Security analysts must be getting tired of repeating themselves: one analysis lashed out at “negligent and unqualified” executives that are continually threatening consumer privacy with inadequate security and governance practices. Few have seen the problem from both sides – as ANZ CISO Lynwen Connick shared the insights she has gathered during the transition.
Research firm Forrester joined the ranks of the compromised, with reports that an outside attacker stole the company’s core intellectual property – its massive base of industry reports.
All could learn a few things from the winners of the CSO50 2018 awards, which recognise the most innovative security players and those that have turned security strategies into real business value.
Authorities around the world were joining the call for better security during Stay Smart Online Week 2017 – although few users will warm to Victoria Police’s suggestion that secure passwords must be at least 16 characters long.
Hacking of cars at a distance remains one area of concern but passwords and other issues were forefront at AISA 2017, where a range of security experts explored questions including whether bug-bounty programs involved ethical compromise, whether changing our security mindset can improve information-security success, and whether industry players should be allowed to hack their hackers in an “active defence” strategy.

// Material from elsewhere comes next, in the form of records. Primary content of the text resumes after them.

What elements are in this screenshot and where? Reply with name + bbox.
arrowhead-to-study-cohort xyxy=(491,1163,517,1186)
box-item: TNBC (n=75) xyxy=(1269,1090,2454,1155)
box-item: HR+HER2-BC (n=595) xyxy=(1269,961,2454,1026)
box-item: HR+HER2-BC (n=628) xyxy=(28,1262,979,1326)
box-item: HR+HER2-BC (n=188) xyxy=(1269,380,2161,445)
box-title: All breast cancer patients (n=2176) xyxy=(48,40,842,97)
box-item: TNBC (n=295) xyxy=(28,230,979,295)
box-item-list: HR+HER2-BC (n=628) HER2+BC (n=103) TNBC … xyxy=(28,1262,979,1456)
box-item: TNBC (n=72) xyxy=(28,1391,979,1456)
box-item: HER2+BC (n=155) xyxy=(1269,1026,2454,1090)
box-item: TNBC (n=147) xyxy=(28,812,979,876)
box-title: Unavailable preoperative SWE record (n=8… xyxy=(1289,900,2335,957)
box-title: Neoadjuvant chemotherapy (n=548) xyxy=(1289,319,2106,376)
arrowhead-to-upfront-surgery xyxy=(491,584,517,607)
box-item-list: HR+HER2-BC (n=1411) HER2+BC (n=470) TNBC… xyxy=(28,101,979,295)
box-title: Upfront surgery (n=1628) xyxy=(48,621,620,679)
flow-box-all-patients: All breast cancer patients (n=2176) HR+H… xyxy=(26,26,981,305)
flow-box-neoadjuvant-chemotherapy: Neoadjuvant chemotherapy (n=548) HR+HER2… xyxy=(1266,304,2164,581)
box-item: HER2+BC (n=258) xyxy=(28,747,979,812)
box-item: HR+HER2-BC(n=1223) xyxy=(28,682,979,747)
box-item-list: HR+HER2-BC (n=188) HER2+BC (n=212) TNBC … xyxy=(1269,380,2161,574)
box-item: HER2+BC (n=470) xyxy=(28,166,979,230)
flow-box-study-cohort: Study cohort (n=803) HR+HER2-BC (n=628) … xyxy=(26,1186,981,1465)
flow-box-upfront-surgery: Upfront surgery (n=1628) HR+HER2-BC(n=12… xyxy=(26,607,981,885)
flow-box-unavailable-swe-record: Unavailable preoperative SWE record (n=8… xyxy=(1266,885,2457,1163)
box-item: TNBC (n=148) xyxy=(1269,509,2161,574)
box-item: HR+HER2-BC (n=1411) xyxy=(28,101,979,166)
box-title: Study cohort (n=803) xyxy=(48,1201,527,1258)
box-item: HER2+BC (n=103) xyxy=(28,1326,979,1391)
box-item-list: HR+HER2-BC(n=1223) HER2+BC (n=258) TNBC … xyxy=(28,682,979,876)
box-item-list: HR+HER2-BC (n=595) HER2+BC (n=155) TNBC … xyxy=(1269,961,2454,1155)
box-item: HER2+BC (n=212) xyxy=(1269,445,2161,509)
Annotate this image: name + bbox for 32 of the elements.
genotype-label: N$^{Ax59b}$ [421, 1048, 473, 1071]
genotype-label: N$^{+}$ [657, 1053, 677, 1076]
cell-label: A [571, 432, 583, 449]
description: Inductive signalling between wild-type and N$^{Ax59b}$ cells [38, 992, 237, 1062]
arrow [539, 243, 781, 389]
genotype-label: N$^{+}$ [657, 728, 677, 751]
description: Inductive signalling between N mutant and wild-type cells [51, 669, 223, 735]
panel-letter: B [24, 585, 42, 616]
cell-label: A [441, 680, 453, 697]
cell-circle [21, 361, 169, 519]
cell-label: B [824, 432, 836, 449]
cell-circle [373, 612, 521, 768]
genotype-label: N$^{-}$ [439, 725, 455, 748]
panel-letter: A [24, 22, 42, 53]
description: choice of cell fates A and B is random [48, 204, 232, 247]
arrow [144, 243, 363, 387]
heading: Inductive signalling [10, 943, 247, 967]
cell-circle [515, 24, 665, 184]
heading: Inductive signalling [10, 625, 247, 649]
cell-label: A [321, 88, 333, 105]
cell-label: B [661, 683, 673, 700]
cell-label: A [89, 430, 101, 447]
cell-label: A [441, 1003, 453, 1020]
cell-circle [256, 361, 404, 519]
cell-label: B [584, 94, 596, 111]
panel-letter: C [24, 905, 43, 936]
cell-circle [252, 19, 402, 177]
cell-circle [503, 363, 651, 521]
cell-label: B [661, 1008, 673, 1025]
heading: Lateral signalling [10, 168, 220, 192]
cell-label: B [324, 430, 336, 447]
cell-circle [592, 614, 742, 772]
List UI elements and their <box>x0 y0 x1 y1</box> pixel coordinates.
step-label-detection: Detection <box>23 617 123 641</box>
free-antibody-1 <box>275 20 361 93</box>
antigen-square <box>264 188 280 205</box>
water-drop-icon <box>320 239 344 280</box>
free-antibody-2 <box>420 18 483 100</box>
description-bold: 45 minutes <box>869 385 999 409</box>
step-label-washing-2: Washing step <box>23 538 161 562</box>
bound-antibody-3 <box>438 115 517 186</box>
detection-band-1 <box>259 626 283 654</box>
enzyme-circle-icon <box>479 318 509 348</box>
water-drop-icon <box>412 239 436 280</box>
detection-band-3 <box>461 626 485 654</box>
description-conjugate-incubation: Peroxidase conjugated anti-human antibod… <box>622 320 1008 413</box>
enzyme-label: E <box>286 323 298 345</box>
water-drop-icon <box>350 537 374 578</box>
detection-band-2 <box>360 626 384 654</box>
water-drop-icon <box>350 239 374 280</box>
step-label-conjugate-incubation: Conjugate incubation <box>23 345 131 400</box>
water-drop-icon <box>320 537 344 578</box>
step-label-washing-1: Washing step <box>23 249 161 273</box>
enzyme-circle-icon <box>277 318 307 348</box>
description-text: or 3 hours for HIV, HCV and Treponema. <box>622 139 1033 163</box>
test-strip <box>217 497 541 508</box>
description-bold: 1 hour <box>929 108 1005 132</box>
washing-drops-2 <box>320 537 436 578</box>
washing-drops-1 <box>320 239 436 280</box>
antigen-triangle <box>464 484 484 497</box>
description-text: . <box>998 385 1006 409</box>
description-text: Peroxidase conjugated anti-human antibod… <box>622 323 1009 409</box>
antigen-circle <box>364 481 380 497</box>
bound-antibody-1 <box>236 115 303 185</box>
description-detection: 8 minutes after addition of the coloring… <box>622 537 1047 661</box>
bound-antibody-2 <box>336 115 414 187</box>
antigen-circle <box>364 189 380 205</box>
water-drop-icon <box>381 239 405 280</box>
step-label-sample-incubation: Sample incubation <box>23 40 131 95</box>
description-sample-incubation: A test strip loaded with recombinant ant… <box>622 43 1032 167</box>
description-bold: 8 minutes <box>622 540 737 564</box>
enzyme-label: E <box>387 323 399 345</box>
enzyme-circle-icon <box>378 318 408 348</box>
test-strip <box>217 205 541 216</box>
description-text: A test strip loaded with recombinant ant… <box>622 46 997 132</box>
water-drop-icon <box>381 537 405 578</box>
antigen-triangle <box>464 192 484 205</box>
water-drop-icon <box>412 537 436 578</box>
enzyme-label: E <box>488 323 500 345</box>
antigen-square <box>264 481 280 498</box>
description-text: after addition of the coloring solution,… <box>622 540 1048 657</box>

The scramble for better security is increasingly turning towards face recognition – which raised eyebrows when the Turnbull government recently announced it would combine driver’s-license photos from around the country but is, one expert believes, accurate and fast enough to be used in mainstream applications including verification of financial transactions and authentication by IoT devices.
Yet artificial intelligence is also gaining currency as a tool to improve security, particularly as the ongoing skills shortage pushes companies to explore new ways of gaining key security capabilities.
Microsoft was patching a compromised Office flaw amidst revelations that Outlook 2016 has been sending plaintext copies of encrypted content for the past 6 months.